National military, policy experts to attend nuclear symposium
WASHINGTON — The head of the National Nuclear Security Administration and the vice chairman of the Joint Chiefs of Staff will join other national military and policy experts in Albuquerque next week for a symposium on the nation’s nuclear weapons complex.
The Strategic Deterrent Coalition, a nonprofit organization founded by Albuquerque businessman Sherman McCorkle, aims to raise awareness of the importance of the nation’s nuclear weapons to national defense. Sandia and Los Alamos national laboratories — two of the three U.S. nuclear weapons labs — are in New Mexico.
“The purpose is to inform and educate,” McCorkle said of the symposium scheduled for Tuesday at the Crowne Plaza Hotel. “Many parts of the strategic deterrent (nuclear weapons arsenal) are now 40 to 60 years old and in great need of refurbishment. We have a remarkable lineup of speakers, and we are fortunate to have them.”
The event is open to the public, and registration costs $250. McCorkle said more than 250 people have signed up.
NNSA Administrator Frank Klotz and Gen. Paul J. Selva, vice chairman
of the Joint Chiefs of Staff, are among the scheduled speakers. The event is being sponsored by some of the biggest names in U.S. defense, including Boeing, Northrop Grumman and Lockheed Martin, which is seeking an extension of its management contract at Sandia National Laboratories. Boeing, along with the University of New Mexico, is part of another team bidding for the contract.

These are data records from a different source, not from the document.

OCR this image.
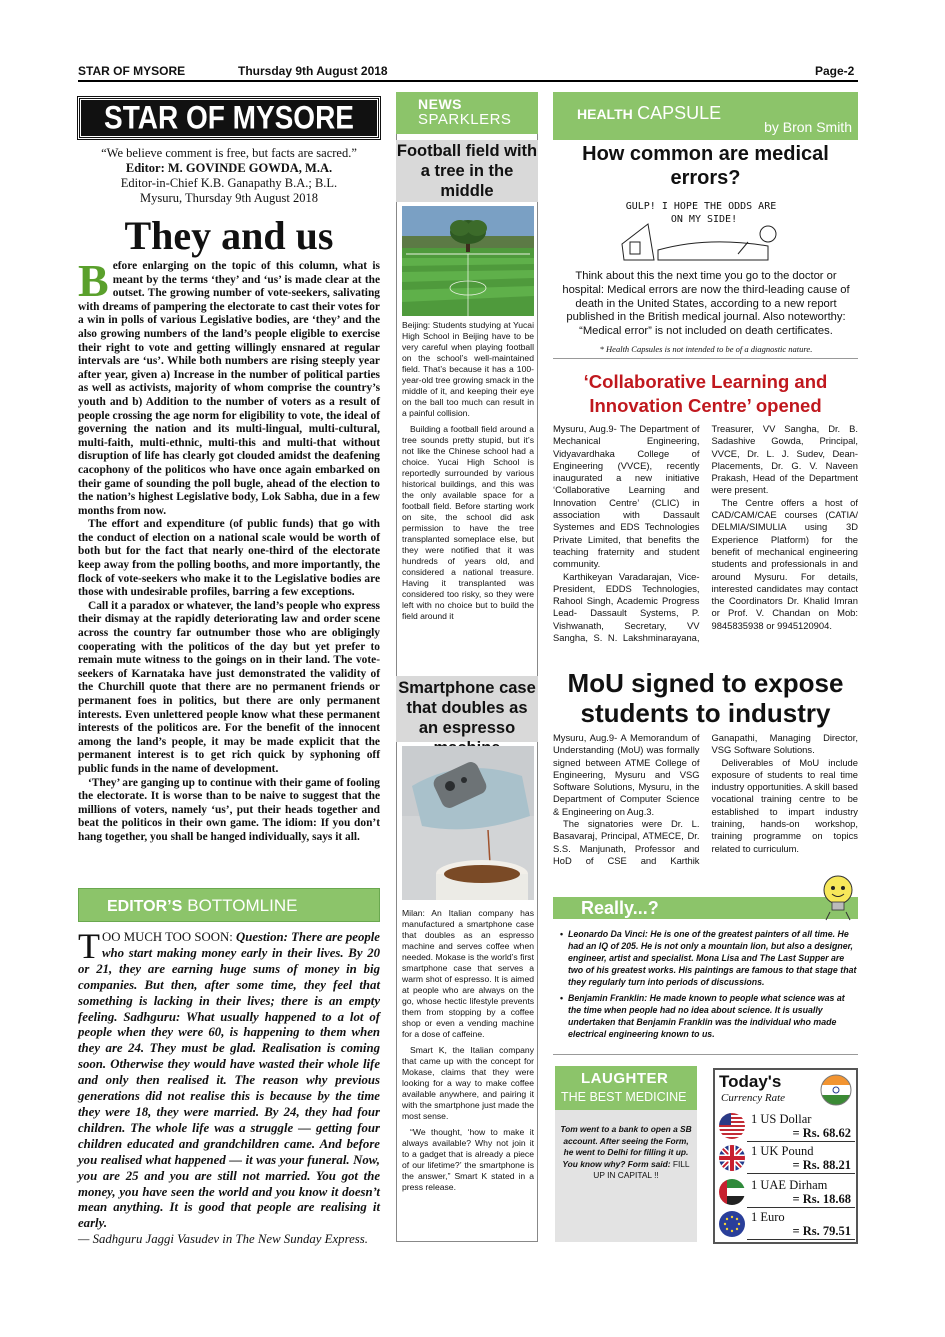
STAR OF MYSORE	Thursday 9th August 2018	Page-2
STAR OF MYSORE
“We believe comment is free, but facts are sacred.”
Editor: M. GOVINDE GOWDA, M.A.
Editor-in-Chief K.B. Ganapathy B.A.; B.L.
Mysuru, Thursday 9th August 2018
They and us

Before enlarging on the topic of this column, what is meant by the terms ‘they’ and ‘us’ is made clear at the outset. The growing number of vote-seekers, salivating with dreams of pampering the electorate to cast their votes for a win in polls of various Legislative bodies, are ‘they’ and the also growing numbers of the land’s people eligible to exercise their right to vote and getting willingly ensnared at regular intervals are ‘us’. While both numbers are rising steeply year after year, given a) Increase in the number of political parties as well as activists, majority of whom comprise the country’s youth and b) Addition to the number of voters as a result of people crossing the age norm for eligibility to vote, the ideal of governing the nation and its multi-lingual, multi-cultural, multi-faith, multi-ethnic, multi-this and multi-that without disruption of life has clearly got clouded amidst the deafening cacophony of the politicos who have once again embarked on their game of sounding the poll bugle, ahead of the election to the nation’s highest Legislative body, Lok Sabha, due in a few months from now.

The effort and expenditure (of public funds) that go with the conduct of election on a national scale would be worth of both but for the fact that nearly one-third of the electorate keep away from the polling booths, and more importantly, the flock of vote-seekers who make it to the Legislative bodies are those with undesirable profiles, barring a few exceptions.

Call it a paradox or whatever, the land’s people who express their dismay at the rapidly deteriorating law and order scene across the country far outnumber those who are obligingly cooperating with the politicos of the day but yet prefer to remain mute witness to the goings on in their land. The vote-seekers of Karnataka have just demonstrated the validity of the Churchill quote that there are no permanent friends or permanent foes in politics, but there are only permanent interests. Even unlettered people know what these permanent interests of the politicos are. For the benefit of the innocent among the land’s people, it may be made explicit that the permanent interest is to get rich quick by syphoning off public funds in the name of development.

‘They’ are ganging up to continue with their game of fooling the electorate. It is worse than to be naive to suggest that the millions of voters, namely ‘us’, put their heads together and beat the politicos in their own game. The idiom: If you don’t hang together, you shall be hanged individually, says it all.

EDITOR’S BOTTOMLINE
TOO MUCH TOO SOON: Question: There are people who start making money early in their lives. By 20 or 21, they are earning huge sums of money in big companies. But then, after some time, they feel that something is lacking in their lives; there is an empty feeling. Sadhguru: What usually happened to a lot of people when they were 60, is happening to them when they are 24. They must be glad. Realisation is coming soon. Otherwise they would have wasted their whole life and only then realised it. The reason why previous generations did not realise this is because by the time they were 18, they were married. By 24, they had four children. The whole life was a struggle — getting four children educated and grandchildren came. And before you realised what happened — it was your funeral. Now, you are 25 and you are still not married. You got the money, you have seen the world and you know it doesn’t mean anything. It is good that people are realising it early.
— Sadhguru Jaggi Vasudev in The New Sunday Express.
NEWS
SPARKLERS
Football field with a tree in the middle

Beijing: Students studying at Yucai High School in Beijing have to be very careful when playing football on the school’s well-maintained field. That’s because it has a 100-year-old tree growing smack in the middle of it, and keeping their eye on the ball too much can result in a painful collision.

Building a football field around a tree sounds pretty stupid, but it’s not like the Chinese school had a choice. Yucai High School is reportedly surrounded by various historical buildings, and this was the only available space for a football field. Before starting work on site, the school did ask permission to have the tree transplanted someplace else, but they were notified that it was hundreds of years old, and considered a national treasure. Having it transplanted was considered too risky, so they were left with no choice but to build the field around it

Smartphone case that doubles as an espresso

Milan: An Italian company has manufactured a smartphone case that doubles as an espresso machine and serves coffee when needed. Mokase is the world’s first smartphone case that serves a warm shot of espresso. It is aimed at people who are always on the go, whose hectic lifestyle prevents them from stopping by a coffee shop or even a vending machine for a dose of caffeine.

Smart K, the Italian company that came up with the concept for Mokase, claims that they were looking for a way to make coffee available anywhere, and pairing it with the smartphone just made the most sense.

“We thought, ‘how to make it always available? Why not join it to a gadget that is already a piece of our lifetime?’ the smartphone is the answer,” Smart K stated in a press release.

HEALTH CAPSULE
by Bron Smith
How common are medical errors?
GULP! I HOPE THE ODDS ARE ON MY SIDE!
Think about this the next time you go to the doctor or hospital: Medical errors are now the third-leading cause of death in the United States, according to a new report published in the British medical journal. Also noteworthy: “Medical error” is not included on death certificates.
* Health Capsules is not intended to be of a diagnostic nature.
‘Collaborative Learning and Innovation Centre’ opened

Mysuru, Aug.9- The Department of Mechanical Engineering, Vidyavardhaka College of Engineering (VVCE), recently inaugurated a new initiative ‘Collaborative Learning and Innovation Centre’ (CLIC) in association with Dassault Systemes and EDS Technologies Private Limited, that benefits the teaching fraternity and student community.

Karthikeyan Varadarajan, Vice-President, EDDS Technologies, Rahool Singh, Academic Progress Lead- Dassault Systems, P. Vishwanath, Secretary, VV Sangha, S. N. Lakshminarayana, Treasurer, VV Sangha, Dr. B. Sadashive Gowda, Principal, VVCE, Dr. L. J. Sudev, Dean-Placements, Dr. G. V. Naveen Prakash, Head of the Department were present.

The Centre offers a host of CAD/CAM/CAE courses (CATIA/ DELMIA/SIMULIA using 3D Experience Platform) for the benefit of mechanical engineering students and professionals in and around Mysuru. For details, interested candidates may contact the Coordinators Dr. Khalid Imran or Prof. V. Chandan on Mob: 9845835938 or 9945120904.

MoU signed to expose students to industry

Mysuru, Aug.9- A Memorandum of Understanding (MoU) was formally signed between ATME College of Engineering, Mysuru and VSG Software Solutions, Mysuru, in the Department of Computer Science & Engineering on Aug.3.

The signatories were Dr. L. Basavaraj, Principal, ATMECE, Dr. S.S. Manjunath, Professor and HoD of CSE and Karthik Ganapathi, Managing Director, VSG Software Solutions.

Deliverables of MoU include exposure of students to real time industry opportunities. A skill based vocational training centre to be established to impart industry training, hands-on workshop, training programme on topics related to curriculum.

Really...?
• Leonardo Da Vinci: He is one of the greatest painters of all time. He had an IQ of 205. He is not only a mountain lion, but also a designer, engineer, artist and specialist. Mona Lisa and The Last Supper are two of his greatest works. His paintings are famous to that stage that they regularly turn into periods of discussions.
• Benjamin Franklin: He made known to people what science was at the time when people had no idea about science. It is usually undertaken that Benjamin Franklin was the individual who made electrical engineering known to us.
LAUGHTER
THE BEST MEDICINE
Tom went to a bank to open a SB account. After seeing the Form, he went to Delhi for filling it up. You know why? Form said: FILL UP IN CAPITAL !!
Today's
Currency Rate
1 US Dollar
= Rs. 68.62
1 UK Pound
= Rs. 88.21
1 UAE Dirham
= Rs. 18.68
1 Euro
= Rs. 79.51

Although President Barack Obama has called for a reduction in America’s nuclear arsenal, he has consistently sought budget increases to maintain the weapons. Sen. Tom Udall, a Democrat who sits on the powerful Senate Appropriations Committee, has pushed for the funding increases, as well, arguing they are vital to the labs’ mission and New Mexico’s economy.
But critics contend the billions spent on nuclear weapons in New Mexico don’t help the economy as much as the labs’ boosters claim. Jay Coghlan of Nuclear Watch New Mexico, which advocates for nuclear weapons budget reductions, characterized the coming symposium as a “love fest for the pending $1 trillion modernization of U.S. nuclear forces, which has the usual giant defense contractors salivating over huge profits.”
The Department of Energy, which oversees the labs, spends billions annually on nuclear nonproliferation. Obama’s budget request for nonproliferation in 2016 is $1.8 billion, a $118 million decrease from 2015.
McCorkle said the nuclear weapons enterprise is critical to New Mexico’s economy and that the symposium will highlight the need to modernize the nuclear deterrent. He said Los Alamos, Sandia, Kirtland Air Force Base and other elements of the nuclear enterprise in New Mexico provide 30,000 jobs in the state.
“There is not anyone in New Mexico who does not benefit from the 30,000 jobs the strategic deterrent creates,” he said.